Define runaway detection rules: trigger alert if any of these occur — (a) 3 consecutive identical tool calls, (b) token usage exceeds 80% of budget with <20% of task complete, (c) no new file modifications in last 10 tool calls despite active execution.
Define graceful shutdown sequence: (a) complete current tool call, (b) write final checkpoint, (c) emit summary of progress and remaining work, (d) revert any uncommitted partial changes, (e) set run status to
```
paused
```
.
Define rollback trigger conditions: (a) test suite failures exceed pre-run baseline, (b) linter errors increase, (c) agent explicitly reports unrecoverable error.

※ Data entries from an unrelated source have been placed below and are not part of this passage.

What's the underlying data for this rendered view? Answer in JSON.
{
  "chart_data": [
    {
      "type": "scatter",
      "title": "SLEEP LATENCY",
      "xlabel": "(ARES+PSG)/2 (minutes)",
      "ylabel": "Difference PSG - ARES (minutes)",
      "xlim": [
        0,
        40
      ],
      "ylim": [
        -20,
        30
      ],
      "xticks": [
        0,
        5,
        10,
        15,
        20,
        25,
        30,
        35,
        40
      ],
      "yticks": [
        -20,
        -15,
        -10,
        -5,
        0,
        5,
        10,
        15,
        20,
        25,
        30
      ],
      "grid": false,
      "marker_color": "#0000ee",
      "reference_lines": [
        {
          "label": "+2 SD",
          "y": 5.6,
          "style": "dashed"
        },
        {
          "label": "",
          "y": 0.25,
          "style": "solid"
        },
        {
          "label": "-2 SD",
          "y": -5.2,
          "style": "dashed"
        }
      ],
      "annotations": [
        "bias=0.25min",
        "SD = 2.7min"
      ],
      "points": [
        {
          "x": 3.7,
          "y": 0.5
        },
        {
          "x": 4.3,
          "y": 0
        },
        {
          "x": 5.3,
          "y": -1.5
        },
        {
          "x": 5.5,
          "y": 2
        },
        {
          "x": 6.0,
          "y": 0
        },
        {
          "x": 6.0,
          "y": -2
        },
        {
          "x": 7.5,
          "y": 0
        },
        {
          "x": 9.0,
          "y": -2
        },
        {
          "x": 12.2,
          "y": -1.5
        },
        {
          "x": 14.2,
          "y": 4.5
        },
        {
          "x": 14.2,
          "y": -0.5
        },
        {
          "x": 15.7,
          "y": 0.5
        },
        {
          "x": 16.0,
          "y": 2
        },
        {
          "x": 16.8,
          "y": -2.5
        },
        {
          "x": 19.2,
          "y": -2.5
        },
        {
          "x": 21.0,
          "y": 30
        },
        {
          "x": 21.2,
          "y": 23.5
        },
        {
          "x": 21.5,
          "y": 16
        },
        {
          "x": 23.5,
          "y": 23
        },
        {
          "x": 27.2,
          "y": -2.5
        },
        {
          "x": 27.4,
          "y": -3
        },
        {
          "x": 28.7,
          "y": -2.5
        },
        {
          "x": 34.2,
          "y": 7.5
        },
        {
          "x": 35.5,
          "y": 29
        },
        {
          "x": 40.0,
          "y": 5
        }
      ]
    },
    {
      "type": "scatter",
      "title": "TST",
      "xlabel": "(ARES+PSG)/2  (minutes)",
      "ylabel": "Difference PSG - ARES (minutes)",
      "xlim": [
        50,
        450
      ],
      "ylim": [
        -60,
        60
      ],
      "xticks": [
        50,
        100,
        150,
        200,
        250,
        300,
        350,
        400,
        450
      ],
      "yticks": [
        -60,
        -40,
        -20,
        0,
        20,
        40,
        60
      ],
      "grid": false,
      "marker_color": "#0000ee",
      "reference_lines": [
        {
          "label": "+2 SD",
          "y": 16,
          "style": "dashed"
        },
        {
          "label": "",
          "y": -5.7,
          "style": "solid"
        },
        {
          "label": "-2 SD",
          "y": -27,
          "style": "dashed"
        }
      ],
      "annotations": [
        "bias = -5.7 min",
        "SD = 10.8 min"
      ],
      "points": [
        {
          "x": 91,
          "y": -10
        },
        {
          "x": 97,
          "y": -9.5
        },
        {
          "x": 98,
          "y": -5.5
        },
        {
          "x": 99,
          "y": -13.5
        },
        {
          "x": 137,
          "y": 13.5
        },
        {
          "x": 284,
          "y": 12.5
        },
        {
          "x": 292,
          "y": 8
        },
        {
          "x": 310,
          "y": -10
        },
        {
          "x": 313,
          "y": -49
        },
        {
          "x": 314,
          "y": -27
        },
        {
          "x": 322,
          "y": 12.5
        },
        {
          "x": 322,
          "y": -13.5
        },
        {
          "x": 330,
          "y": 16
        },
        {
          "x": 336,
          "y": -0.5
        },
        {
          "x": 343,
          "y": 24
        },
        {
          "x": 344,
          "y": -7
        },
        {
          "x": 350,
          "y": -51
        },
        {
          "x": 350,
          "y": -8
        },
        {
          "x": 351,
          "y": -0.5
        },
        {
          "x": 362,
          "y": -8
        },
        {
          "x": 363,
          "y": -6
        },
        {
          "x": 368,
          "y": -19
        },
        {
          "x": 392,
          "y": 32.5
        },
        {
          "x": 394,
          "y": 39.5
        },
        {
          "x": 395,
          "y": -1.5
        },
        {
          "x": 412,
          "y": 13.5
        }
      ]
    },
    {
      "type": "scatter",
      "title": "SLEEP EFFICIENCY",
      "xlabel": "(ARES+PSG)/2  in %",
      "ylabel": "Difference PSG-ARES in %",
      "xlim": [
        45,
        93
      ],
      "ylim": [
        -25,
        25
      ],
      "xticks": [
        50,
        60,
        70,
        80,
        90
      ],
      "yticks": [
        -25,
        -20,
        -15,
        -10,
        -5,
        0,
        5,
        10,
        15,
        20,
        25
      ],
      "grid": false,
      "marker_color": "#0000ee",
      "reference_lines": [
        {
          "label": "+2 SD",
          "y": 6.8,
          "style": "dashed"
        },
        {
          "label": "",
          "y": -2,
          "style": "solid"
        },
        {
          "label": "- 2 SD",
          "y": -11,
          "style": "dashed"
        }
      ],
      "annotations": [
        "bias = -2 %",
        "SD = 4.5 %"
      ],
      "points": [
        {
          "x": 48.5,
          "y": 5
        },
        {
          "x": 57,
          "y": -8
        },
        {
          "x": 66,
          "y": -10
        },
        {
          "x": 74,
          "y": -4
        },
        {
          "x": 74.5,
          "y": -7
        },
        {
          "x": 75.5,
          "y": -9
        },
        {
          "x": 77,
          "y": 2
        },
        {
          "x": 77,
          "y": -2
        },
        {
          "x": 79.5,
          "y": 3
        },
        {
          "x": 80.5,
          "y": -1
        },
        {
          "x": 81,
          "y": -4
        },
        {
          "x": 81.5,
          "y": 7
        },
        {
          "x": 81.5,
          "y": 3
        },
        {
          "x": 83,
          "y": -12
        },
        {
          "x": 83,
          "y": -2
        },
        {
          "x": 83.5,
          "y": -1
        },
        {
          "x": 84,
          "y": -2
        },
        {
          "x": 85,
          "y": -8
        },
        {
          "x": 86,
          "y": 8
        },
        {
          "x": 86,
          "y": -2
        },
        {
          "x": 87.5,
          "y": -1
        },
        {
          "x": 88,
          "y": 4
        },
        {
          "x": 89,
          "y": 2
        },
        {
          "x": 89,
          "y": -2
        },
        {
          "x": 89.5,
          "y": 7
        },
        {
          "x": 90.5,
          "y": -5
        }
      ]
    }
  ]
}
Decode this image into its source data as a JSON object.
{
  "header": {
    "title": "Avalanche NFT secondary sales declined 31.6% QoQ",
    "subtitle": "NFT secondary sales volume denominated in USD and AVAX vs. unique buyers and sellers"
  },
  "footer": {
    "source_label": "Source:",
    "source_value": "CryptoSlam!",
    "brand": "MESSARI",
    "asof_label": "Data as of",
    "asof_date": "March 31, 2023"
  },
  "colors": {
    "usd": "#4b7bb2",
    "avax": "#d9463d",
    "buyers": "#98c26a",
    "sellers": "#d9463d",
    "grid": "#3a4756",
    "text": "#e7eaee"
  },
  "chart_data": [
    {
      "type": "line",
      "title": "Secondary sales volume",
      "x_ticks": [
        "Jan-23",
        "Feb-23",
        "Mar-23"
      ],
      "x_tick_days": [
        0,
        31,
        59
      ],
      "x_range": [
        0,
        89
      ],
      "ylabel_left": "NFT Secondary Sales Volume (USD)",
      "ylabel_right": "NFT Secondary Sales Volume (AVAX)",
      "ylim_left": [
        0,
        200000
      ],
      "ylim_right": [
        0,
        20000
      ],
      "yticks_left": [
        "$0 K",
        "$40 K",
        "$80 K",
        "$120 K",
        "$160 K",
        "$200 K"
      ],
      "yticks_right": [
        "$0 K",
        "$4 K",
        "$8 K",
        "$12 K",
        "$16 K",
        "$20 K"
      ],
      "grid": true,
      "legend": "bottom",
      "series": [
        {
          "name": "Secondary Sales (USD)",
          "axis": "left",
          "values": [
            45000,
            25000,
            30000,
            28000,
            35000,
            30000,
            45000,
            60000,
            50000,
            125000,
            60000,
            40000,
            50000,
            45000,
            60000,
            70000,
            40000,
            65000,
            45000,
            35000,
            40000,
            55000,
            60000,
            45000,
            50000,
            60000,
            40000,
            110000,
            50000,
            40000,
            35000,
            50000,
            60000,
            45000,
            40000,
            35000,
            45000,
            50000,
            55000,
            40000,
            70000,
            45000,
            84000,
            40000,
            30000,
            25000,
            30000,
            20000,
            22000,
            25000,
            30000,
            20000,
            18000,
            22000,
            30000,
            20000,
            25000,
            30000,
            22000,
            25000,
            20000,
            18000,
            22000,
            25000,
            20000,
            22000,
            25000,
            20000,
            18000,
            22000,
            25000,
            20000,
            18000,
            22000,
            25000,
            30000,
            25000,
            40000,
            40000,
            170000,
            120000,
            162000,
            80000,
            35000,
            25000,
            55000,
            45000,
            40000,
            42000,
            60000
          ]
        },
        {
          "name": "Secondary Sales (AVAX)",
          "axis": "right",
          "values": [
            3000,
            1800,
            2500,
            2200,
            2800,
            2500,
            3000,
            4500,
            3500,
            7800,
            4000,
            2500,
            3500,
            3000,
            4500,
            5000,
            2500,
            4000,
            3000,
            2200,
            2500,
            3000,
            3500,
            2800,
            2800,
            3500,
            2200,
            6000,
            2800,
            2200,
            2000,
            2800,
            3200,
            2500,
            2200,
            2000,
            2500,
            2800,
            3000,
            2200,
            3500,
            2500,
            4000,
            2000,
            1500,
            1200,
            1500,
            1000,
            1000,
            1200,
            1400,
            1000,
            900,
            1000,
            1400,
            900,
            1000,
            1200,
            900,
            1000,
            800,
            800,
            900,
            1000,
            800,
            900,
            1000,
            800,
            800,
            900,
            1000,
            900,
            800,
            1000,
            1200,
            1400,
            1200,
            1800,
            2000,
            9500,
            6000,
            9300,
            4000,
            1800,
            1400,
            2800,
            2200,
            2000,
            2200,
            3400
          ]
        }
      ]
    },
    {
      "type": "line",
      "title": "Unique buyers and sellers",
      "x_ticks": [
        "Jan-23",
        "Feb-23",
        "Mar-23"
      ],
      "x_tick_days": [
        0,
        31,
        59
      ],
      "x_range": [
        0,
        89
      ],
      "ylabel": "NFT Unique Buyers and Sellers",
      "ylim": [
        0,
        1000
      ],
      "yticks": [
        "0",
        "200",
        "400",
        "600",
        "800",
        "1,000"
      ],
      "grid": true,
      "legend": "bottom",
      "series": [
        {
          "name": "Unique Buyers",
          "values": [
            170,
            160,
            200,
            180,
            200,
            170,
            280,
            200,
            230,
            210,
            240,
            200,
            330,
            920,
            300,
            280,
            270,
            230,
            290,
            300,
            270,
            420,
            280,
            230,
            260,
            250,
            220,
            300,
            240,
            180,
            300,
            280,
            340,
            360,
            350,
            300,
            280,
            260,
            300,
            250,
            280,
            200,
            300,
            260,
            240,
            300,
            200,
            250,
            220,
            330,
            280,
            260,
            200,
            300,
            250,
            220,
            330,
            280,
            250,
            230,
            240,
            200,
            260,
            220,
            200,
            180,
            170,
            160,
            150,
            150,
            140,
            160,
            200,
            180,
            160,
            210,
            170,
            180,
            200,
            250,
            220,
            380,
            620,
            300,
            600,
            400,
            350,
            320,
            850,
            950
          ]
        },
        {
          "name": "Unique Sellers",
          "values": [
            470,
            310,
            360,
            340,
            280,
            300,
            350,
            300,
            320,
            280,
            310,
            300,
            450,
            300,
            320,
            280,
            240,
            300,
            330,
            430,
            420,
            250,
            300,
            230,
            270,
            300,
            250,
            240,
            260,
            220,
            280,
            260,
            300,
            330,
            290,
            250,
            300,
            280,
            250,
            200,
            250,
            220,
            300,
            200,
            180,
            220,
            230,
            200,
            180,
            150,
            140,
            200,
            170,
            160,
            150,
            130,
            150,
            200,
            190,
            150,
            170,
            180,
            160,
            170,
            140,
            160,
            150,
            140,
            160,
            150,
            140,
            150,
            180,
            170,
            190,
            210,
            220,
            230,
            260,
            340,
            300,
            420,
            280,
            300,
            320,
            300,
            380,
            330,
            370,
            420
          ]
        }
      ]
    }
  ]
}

On trigger: revert to last checkpoint via
```
git checkout
```
or state restore.
Write all policies to a
```
run-control-policy.md
```
or update the agent config with the new limits.

Decision rules

Never allow an agent to run without at least a wall-clock timeout — infinite runs are always prohibited.
If token usage exceeds 80% of budget, switch to summary-only mode: stop generating new code and produce a progress report instead.
Checkpoint data must include the list of modified files so rollback can be surgical, not full-repo.
Runaway detection must halt the agent, not just warn — warnings are insufficient for autonomous runs.
If the agent is within 10% of any resource limit, emit a "budget warning" before the next tool call.

Output requirements

Run Budget Table — resource limits with current vs. recommended values.
Checkpoint Policy — frequency, format, and storage location for checkpoints.
Runaway Detection Rules — enumerated conditions that trigger automatic halt.
Graceful Shutdown Sequence — ordered steps for clean termination.
Rollback Policy — conditions and mechanism for reverting to last-known-good state.

References

```
references/checkpoint-rules.md
```
— detailed checkpoint format and storage patterns.
```
references/failure-escalation.md
```
— escalation paths when run control detects anomalies.
Agent framework documentation for configuring native timeout and budget settings.

Related skills

```
human-interrupt-handling
```
— human interrupts interact with run-control pause/resume.
```
collaboration-checkpoints
```
— multi-agent checkpoints build on single-agent checkpoint format.
```
artifact-contracts
```
— run completion requires producing contracted artifacts.
```
workflow-state-memory
```
— state persistence across paused/resumed runs.

Failure handling

Checkpoint write failure: If checkpoint cannot be persisted, halt the run immediately — do not continue without recovery capability.
Budget exceeded silently: If the framework does not enforce budgets natively, wrap each tool call in a budget-check decorator and abort if exceeded.
Rollback failure: If
```
git checkout
```
or state restore fails, preserve the current state as-is, log all modified file paths, and escalate to human.
Runaway false positive: If the agent is halted but was making legitimate progress (e.g., repetitive but correct bulk operations), allow resume with a 2× budget increase and a note explaining the override.